At the time of writing this article, MPW is yielding 8.2% per annum.
New York Community Bancorp Inc. (NYB) operates as a multi-bank holding company for New York Community Bank and New York Commercial Bank, which offer banking products and services in New York, New Jersey, Ohio, Florida, and Arizona. This bank is performing well. According to the last quarterly report, the net interest margin rose (12 basis points), non‐performing non‐covered loans declined, total loan originations rose, the efficiency ratio improved. It seemed to me to read a press release from the good old days when housing market was strong and banks were very profitable. Interactive chart from Yahoo! Finance (click here to view) shows steady dividend payments since 1994 ($0.0028 at the time).
NYB pays now a $0.25 quarterly dividend. Last quarter's earnings per share were $0.29. Thus, dividend looks secure. At the time of writing this article, NYB is yielding 7.9% per annum. While running a stock screener to find high-yield dividend paying companies, I came across Cellcom Israel, Ltd. Ordinary S (NYSE:CEL). CEL provides cellular communications services in Israel.
This is what I found while doing my due diligence on that name:
- Of Feb 7, 2012, CEL closed @ $15.09. 52wk Range:$14.20 - $34.00. So it is currently close to the bottom of the range.
- Five-years interactive chart (courtesy Yahoo! Finance. Click here to view) shows a steady dividend policy.
- Profit and operating margins (trailing three months - ttm) are good at 16.42% and 25.68% respectively.
So, what's not to like with this company?

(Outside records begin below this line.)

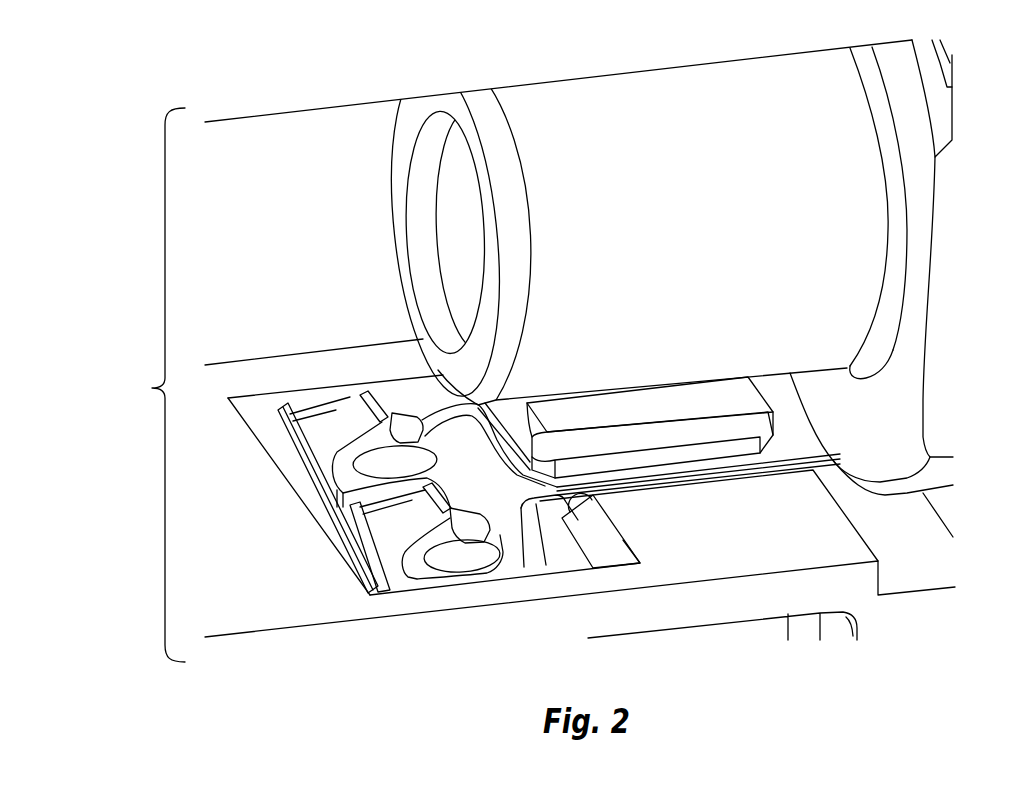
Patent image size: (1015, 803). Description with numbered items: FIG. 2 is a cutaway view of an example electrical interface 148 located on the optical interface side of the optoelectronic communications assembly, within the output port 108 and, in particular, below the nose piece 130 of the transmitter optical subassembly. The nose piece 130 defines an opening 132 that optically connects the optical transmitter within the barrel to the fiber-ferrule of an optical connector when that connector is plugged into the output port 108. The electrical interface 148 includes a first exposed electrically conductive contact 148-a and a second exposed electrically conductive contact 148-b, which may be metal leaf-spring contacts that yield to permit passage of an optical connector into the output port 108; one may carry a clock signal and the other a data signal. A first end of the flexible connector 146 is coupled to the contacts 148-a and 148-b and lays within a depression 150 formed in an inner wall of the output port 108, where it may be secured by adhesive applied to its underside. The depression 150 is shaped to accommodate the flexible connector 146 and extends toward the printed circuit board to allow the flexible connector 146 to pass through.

The output port 108 is at (527, 351).
The nose piece 130 is at (703, 88).
The opening 132 is at (455, 227).
The flexible connector 146 is at (838, 482).
The electrical interface 148 is at (306, 360).
The first exposed electrically conductive contact 148-a is at (340, 430).
The second exposed electrically conductive contact 148-b is at (370, 527).
The depression 150 is at (582, 533).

One answer is competition. Gone are the days when an investor was able to buy any Telecom, Technology, Media company and see the investment just go up. Cellcom Israel is experiencing revenue growth slowdowns, increased customer turnover, and pressure from competitors. Another bad sign is that on January 19, 2012, Cellcom said that it would raise about $52.83M-$79.24M through a debt offering to the Israeli public. Also, a class action is under way. The company said that it believes the decision to be mistaken and intends to appeal the decision and request to stay proceedings until the appeal is decided.
True to my Laid-back dividend investing attitude (if a company is too difficult to understand, then I leave it alone) I will keep CEL on my watchlist but will not buy it for now. At the time of writing this article, CEL is yielding 9.8% per annum.
Disclosure: I have no positions in any stocks mentioned, and no plans to initiate any positions within the next 72 hours.